Raevathi Supramaniam

Headline inflation has risen for four consecutive months to reach 4.4%, with food inflation hitting a record high of 6.9% in July. – The Malaysian Insight file pic, September 30, 2022.

CENTRAL banks all over the world have been hiking interest rates to keep up with the inflation.

Malaysia has seen three overnight policy rate (OPR) hikes, the most recent by 25 basis points to 2.5% on September 8.

Bank Negara Malaysia raised the OPR to 2.25% from 2% in July, after hiking it from 1.75% in May.

Malaysia’s headline inflation rose for four consecutive months, reaching 4.4% in July, with food inflation hitting a record high of 6.9%.

Economists expect the central bank to raise the OPR two more times to reduce the inflation rate to the pre-pandemic level of 3% by the first half of 2023.

The Malaysian Insight spoke to economist Sunway University Business School’s economics professor Dr Yeah Kim Leng, Dr Yeah Kim Leng, who explained the theory of interest rate hikes to curb inflation. 
 
Q: Why is BNM raising interest rates? 

YEAH: The key reason is monetary policy is done independently, based on domestic conditions, price stability and other considerations affecting growth

Malaysia and other countries are now facing rising inflationary pressure. The key reason here (raising the interest rate) is you want to control inflation from rising too rapidly.

Inflation worldwide has been skyrocketing due to rising prices of goods and services due to the Covid-19 pandemic as well as unexpected demand and shock caused by supply chain disruption

And now we have the Russia-Ukraine war and the sanctions levelled against Russia (also driving inflation up). 

The slowdown in China with its intermittent lockdowns also means that the supply chain is affected. 

They produce a sizeable chunk of global trade; as a result, these shortages have resulted in rising price pressures.

How does raising the interest rate bring down inflation?

Higher interest rates are meant to ensure that we don’t face inflation expectations. Inflation expectations are simply the rate at which people—consumers, businesses, investors—expect prices to rise in the future.

Rising inflation expectations will lead to businesses increasing their price.

The objective is to ensure that inflation expectations are not unanchored so that people don’t lose confidence that the economy is stable.

But there is a fine line between raising interest rates to curb inflation and over-tightening that will lead to adverse consequences.   

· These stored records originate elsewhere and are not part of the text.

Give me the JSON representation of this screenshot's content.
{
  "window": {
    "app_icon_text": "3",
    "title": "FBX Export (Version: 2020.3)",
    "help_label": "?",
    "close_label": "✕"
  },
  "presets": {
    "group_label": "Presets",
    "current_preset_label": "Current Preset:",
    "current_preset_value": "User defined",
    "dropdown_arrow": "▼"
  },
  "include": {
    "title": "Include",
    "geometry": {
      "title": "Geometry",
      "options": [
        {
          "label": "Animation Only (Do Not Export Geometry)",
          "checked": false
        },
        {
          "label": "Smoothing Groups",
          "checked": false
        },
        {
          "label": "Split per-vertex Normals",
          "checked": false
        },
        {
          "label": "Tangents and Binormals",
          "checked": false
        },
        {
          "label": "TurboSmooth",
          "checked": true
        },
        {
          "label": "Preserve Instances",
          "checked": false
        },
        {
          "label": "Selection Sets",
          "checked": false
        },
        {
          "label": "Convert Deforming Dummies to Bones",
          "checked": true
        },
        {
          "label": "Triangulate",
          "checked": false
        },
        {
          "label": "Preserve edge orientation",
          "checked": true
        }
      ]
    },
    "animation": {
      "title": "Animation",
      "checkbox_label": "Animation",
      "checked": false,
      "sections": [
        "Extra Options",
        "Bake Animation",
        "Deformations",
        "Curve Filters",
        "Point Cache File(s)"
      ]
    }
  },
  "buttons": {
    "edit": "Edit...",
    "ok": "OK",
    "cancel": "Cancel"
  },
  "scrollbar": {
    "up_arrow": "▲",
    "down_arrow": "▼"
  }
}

How does it affect the public?

Reduced demand means businesses will not be able to set higher prices as they may not be able to achieve sales targets.

That’s why we want to curb demand, so that prices are not raised indiscriminately.

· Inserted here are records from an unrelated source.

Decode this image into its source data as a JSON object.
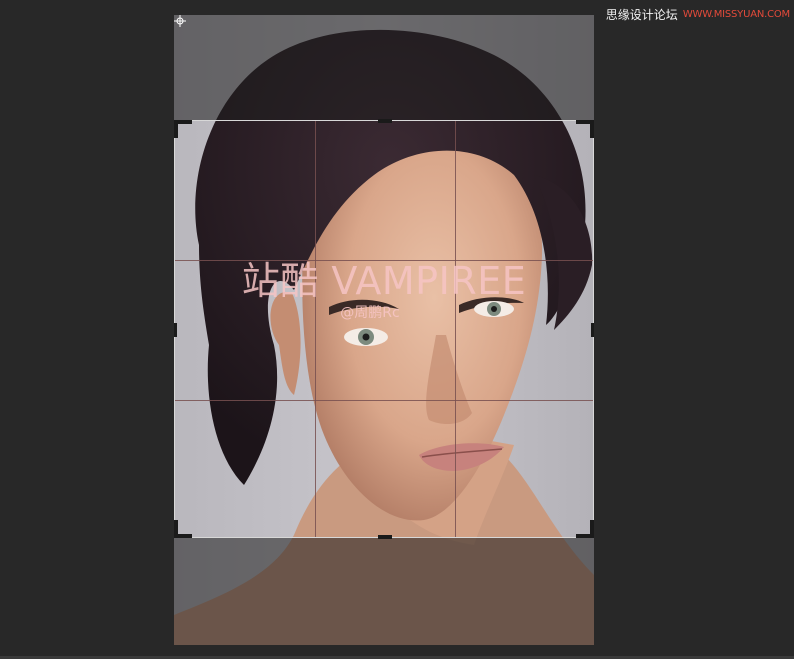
{
  "watermark": {
    "site_name": "思缘设计论坛",
    "site_url": "WWW.MISSYUAN.COM"
  },
  "overlay": {
    "title": "站酷 VAMPIREE",
    "author": "@周鹏Rc"
  },
  "colors": {
    "workspace_bg": "#282828",
    "overlay_text": "#f6c4c4",
    "watermark_url": "#e34a3a"
  },
  "icons": {
    "crop_handles": "crop-handle-icon",
    "center_target": "crosshair-icon"
  }
}
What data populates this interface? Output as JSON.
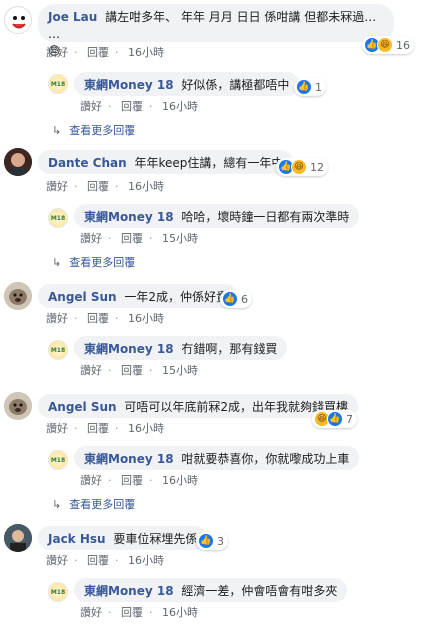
{
  "labels": {
    "like": "讚好",
    "reply": "回覆",
    "more_replies": "查看更多回覆"
  },
  "threads": [
    {
      "author": "Joe Lau",
      "text": "講左咁多年、 年年 月月 日日 係咁講 但都未冧過… …",
      "text_extra": "😓",
      "reactions": "16",
      "time": "16小時",
      "reply": {
        "author": "東網Money 18",
        "text": "好似係，講極都唔中",
        "reactions": "1",
        "time": "16小時"
      }
    },
    {
      "author": "Dante Chan",
      "text": "年年keep住講，總有一年中",
      "reactions": "12",
      "time": "16小時",
      "reply": {
        "author": "東網Money 18",
        "text": "哈哈，壞時鐘一日都有兩次準時",
        "time": "15小時"
      }
    },
    {
      "author": "Angel Sun",
      "text": "一年2成，仲係好貴",
      "reactions": "6",
      "time": "16小時",
      "reply": {
        "author": "東網Money 18",
        "text": "冇錯啊，那有錢買",
        "time": "15小時"
      }
    },
    {
      "author": "Angel Sun",
      "text": "可唔可以年底前冧2成，出年我就夠錢買樓",
      "reactions": "7",
      "time": "16小時",
      "reply": {
        "author": "東網Money 18",
        "text": "咁就要恭喜你，你就嚟成功上車",
        "time": "16小時"
      }
    },
    {
      "author": "Jack Hsu",
      "text": "要車位冧埋先係",
      "reactions": "3",
      "time": "16小時",
      "reply": {
        "author": "東網Money 18",
        "text": "經濟一差，仲會唔會有咁多夾",
        "time": "16小時"
      }
    }
  ]
}
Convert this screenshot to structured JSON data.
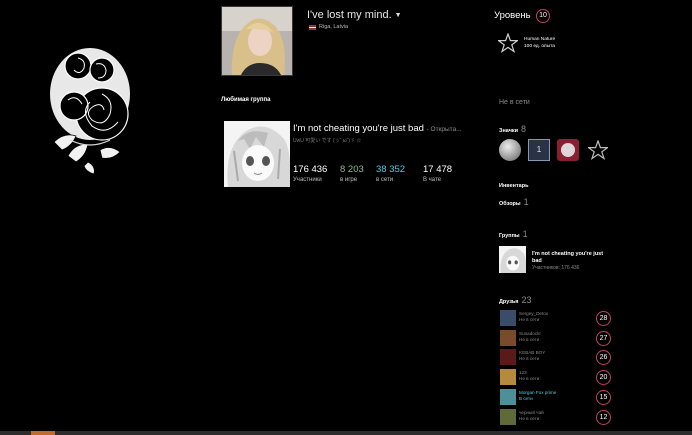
{
  "profile": {
    "persona_name": "I've lost my mind.",
    "location": "Riga, Latvia"
  },
  "favorite_group": {
    "section_title": "Любимая группа",
    "name": "I'm not cheating you're just bad",
    "status": "- Открыта...",
    "subtitle": "UwU 可愛い です (ぅ˘ ω˘)ゞ ☆",
    "stats": [
      {
        "value": "176 436",
        "label": "Участники",
        "color": "#ffffff"
      },
      {
        "value": "8 203",
        "label": "в игре",
        "color": "#8fb98b"
      },
      {
        "value": "38 352",
        "label": "в сети",
        "color": "#57cbde"
      },
      {
        "value": "17 478",
        "label": "В чате",
        "color": "#ffffff"
      }
    ]
  },
  "sidebar": {
    "level_label": "Уровень",
    "level": "10",
    "badge_name": "Human Nature",
    "badge_xp": "100 ед. опыта",
    "status": "Не в сети",
    "badges_label": "Значки",
    "badges_count": "8",
    "badge_one_text": "1",
    "inventory_label": "Инвентарь",
    "reviews_label": "Обзоры",
    "reviews_count": "1",
    "groups_label": "Группы",
    "groups_count": "1",
    "group_name": "I'm not cheating you're just bad",
    "group_members": "Участников: 176 436",
    "friends_label": "Друзья",
    "friends_count": "23",
    "friends": [
      {
        "name": "Sergey_Detox",
        "status": "Не в сети",
        "level": "28",
        "online": false,
        "color": "#3b4c6b"
      },
      {
        "name": "Sunadock!",
        "status": "Не в сети",
        "level": "27",
        "online": false,
        "color": "#7a4a2a"
      },
      {
        "name": "KEBAB BOY",
        "status": "Не в сети",
        "level": "26",
        "online": false,
        "color": "#5a1a1a"
      },
      {
        "name": "123",
        "status": "Не в сети",
        "level": "20",
        "online": false,
        "color": "#b58a3c"
      },
      {
        "name": "Morgan Fox prime",
        "status": "В сети",
        "level": "15",
        "online": true,
        "color": "#4f8f9a"
      },
      {
        "name": "черный чай",
        "status": "Не в сети",
        "level": "12",
        "online": false,
        "color": "#5e6a3a"
      }
    ]
  },
  "colors": {
    "accent_ring": "#c3425b",
    "online": "#57cbde",
    "in_game": "#8fb98b",
    "muted": "#8a8a8a"
  },
  "icons": [
    "rose-skull-artwork",
    "pentagram-icon",
    "dropdown-caret-icon",
    "latvia-flag-icon",
    "steam-badge-icon",
    "coin-badge-icon"
  ]
}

What are the risks of higher interest rates?

To achieve the optimal rate in terms of interest rates, Malaysia will have to look at the current financial conditions.

This means determining whether the rates are too high for people to take out loans. 

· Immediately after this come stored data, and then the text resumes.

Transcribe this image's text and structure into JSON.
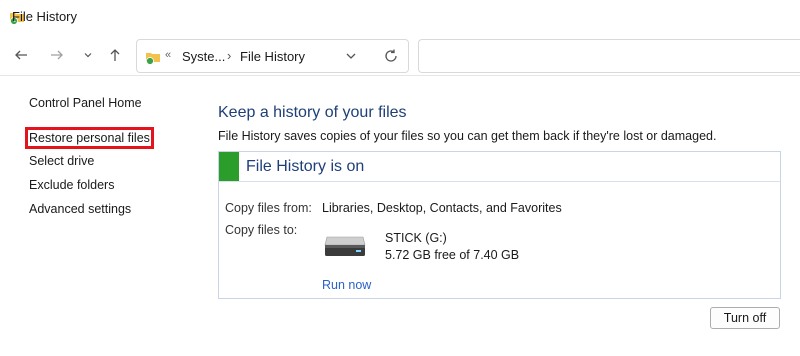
{
  "window": {
    "title": "File History"
  },
  "nav": {
    "back_icon": "arrow-left-icon",
    "forward_icon": "arrow-right-icon",
    "recent_icon": "chevron-down-icon",
    "up_icon": "arrow-up-icon"
  },
  "address": {
    "overflow": "«",
    "crumbs": [
      "Syste...",
      "File History"
    ],
    "separator": "›"
  },
  "sidebar": {
    "items": [
      {
        "label": "Control Panel Home"
      },
      {
        "label": "Restore personal files"
      },
      {
        "label": "Select drive"
      },
      {
        "label": "Exclude folders"
      },
      {
        "label": "Advanced settings"
      }
    ]
  },
  "main": {
    "heading": "Keep a history of your files",
    "description": "File History saves copies of your files so you can get them back if they're lost or damaged."
  },
  "panel": {
    "status": "File History is on",
    "status_color": "#2a9d2a",
    "copy_from_label": "Copy files from:",
    "copy_from_value": "Libraries, Desktop, Contacts, and Favorites",
    "copy_to_label": "Copy files to:",
    "drive_name": "STICK (G:)",
    "drive_free": "5.72 GB free of 7.40 GB",
    "run_now": "Run now"
  },
  "buttons": {
    "turn_off": "Turn off"
  },
  "colors": {
    "accent_heading": "#1e3f78",
    "link": "#2b62c8",
    "highlight_box": "#e3141c"
  }
}
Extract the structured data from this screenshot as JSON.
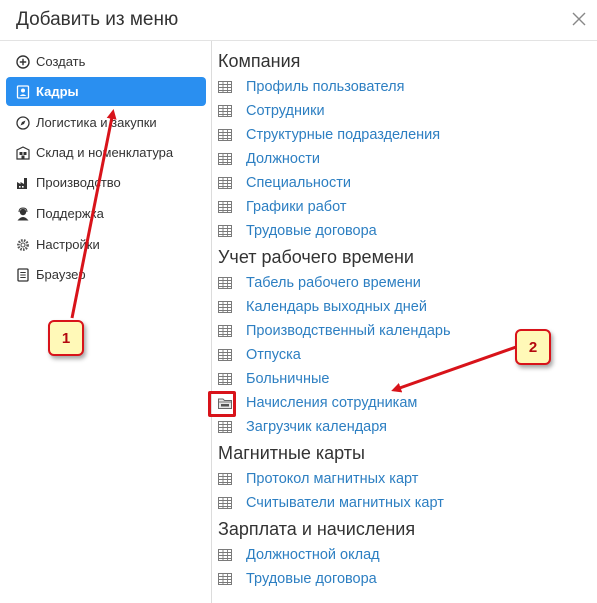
{
  "dialog": {
    "title": "Добавить из меню"
  },
  "sidebar": {
    "items": [
      {
        "label": "Создать",
        "icon": "plus-circle-icon",
        "active": false
      },
      {
        "label": "Кадры",
        "icon": "id-badge-icon",
        "active": true
      },
      {
        "label": "Логистика и закупки",
        "icon": "compass-icon",
        "active": false
      },
      {
        "label": "Склад и номенклатура",
        "icon": "warehouse-icon",
        "active": false
      },
      {
        "label": "Производство",
        "icon": "factory-icon",
        "active": false
      },
      {
        "label": "Поддержка",
        "icon": "support-agent-icon",
        "active": false
      },
      {
        "label": "Настройки",
        "icon": "gear-icon",
        "active": false
      },
      {
        "label": "Браузер",
        "icon": "document-icon",
        "active": false
      }
    ]
  },
  "main": {
    "sections": [
      {
        "title": "Компания",
        "items": [
          "Профиль пользователя",
          "Сотрудники",
          "Структурные подразделения",
          "Должности",
          "Специальности",
          "Графики работ",
          "Трудовые договора"
        ]
      },
      {
        "title": "Учет рабочего времени",
        "items": [
          "Табель рабочего времени",
          "Календарь выходных дней",
          "Производственный календарь",
          "Отпуска",
          "Больничные",
          "Начисления сотрудникам",
          "Загрузчик календаря"
        ]
      },
      {
        "title": "Магнитные карты",
        "items": [
          "Протокол магнитных карт",
          "Считыватели магнитных карт"
        ]
      },
      {
        "title": "Зарплата и начисления",
        "items": [
          "Должностной оклад",
          "Трудовые договора"
        ]
      }
    ]
  },
  "annotations": {
    "callout_1": "1",
    "callout_2": "2"
  },
  "colors": {
    "accent": "#2a8ff0",
    "link": "#2d7fc2",
    "annotation_red": "#d8131a",
    "callout_fill": "#fff9b8"
  }
}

As long as the rates are not too high until it is unaffordable, where people won’t be able to pay or service loans and you see a sharp cut back in borrowing to expand capacity it is still all right.

That is a risk faced by the US, where the Federal Reserve has raised interest rates to to a 15-year high as it fights to rein in soaring prices.

If the rates are raised too high, from accommodativeness it becomes over tightening that deter consumers from spending and borrowing because of the high cost and slowing demand. 

This is where the fine line is. In the case of Malaysia, if we look back at pre-pandemic, the rates hovered at 3.25% and 3.5%.

It is still accommodative and reasonably low for consumers to borrow and spend while also allowing investors to take loans to expand and invest.

When Malaysia raised its interest rates, it slowed down the depreciation of the ringgit as it narrowed the gap between the local currency and the dollar.

Our foreign currency debt is 2.5% while 95% of our debt is denominated in ringgit, so there is no risk of defaulting. – September 30, 2022.